Each citation is added to a formatted JSON file when it is first seen. After this it stays the same. This means you can fix the citation data by hand by just editing the JSON file. You should include the JSON file in your version control. An example is here [1]
Of course this might not be as comfortable as a GUI editor like Zotero, but I think I still prefer doing some small tweaks to a JSON file vs. the problems I've had in the past with Zotero exporting. The auto-export didn't always work consistently, and Zotero has many features that I don't need at all that make the whole thing more complex and fragile. Even collections are somewhat confusing to work with - I've often added citations to the wrong collection because it always adds to the currently open one, and then had to spend time to find it again. You also can't know which references are actually used and which aren't.
And I pretty much always gave up as soon as someone else needs to work on the same paper, which then leads to managing the .bib file by hand anyways.
Thanks for this. Just a quick follow-up: if I use the same reference in different papers, do I need to make those changes we were discussing on each per-paper json file, or is there a way to do them once and for all?
Well, you can use the same json file for multiple documents.
By default it will be stored in the directory from which pandoc is invoked, but you can also change that by setting `url2cite-cache: filename` in the markdown frontmatter or in the pandoc invocation: `pandoc -M url2cite-cache=../bla.json --filter ...`.
> All citation data is cached (permanently) as bibtex as well as CSL to citation-cache.json. This is both to improve performance and to make sure references stay the same forever after the initial fetch, as well as to avoid problems if the API might be down in the future. This also means that errors in the citation data can be fixed manually, although if you find you need to do a lot of manual tweaking you might again be better off with Zotero.
What happens if the link content dies?
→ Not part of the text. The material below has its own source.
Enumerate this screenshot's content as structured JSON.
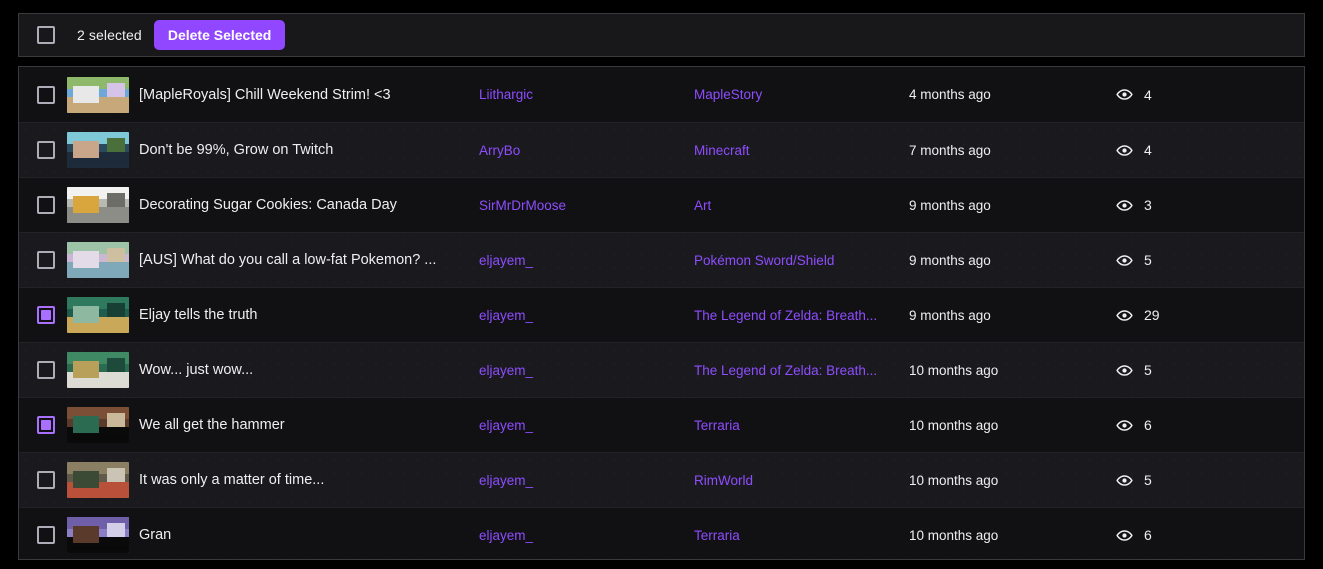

Zotero pulls down a full text copy of the document and saves it, IIRC, and I no longer trust URLs on the web to stay up for any period of time (or be immutable at that position).
That's one problem with relying on automatically extracted information - sometimes it's not really what you want. In this case that's just what GitHub puts in the og:description tag for large? repos, probably to make it appear that way on Google. Of course I could fix it for this instance but then it wouldn't really accurately represent what you can expect...
The relevant code to extract that is a Zotero Translator [1] so that's what would have to be changed for this.
The floating footnotes need to be way more opaque, they're unreadable as is.
Reverse citation would also be interesting feature to have - on gwern.net, I use https://ricon.dev/ to provide reverse citation links which search on DOI (if specified) or title (if no DOI) of links.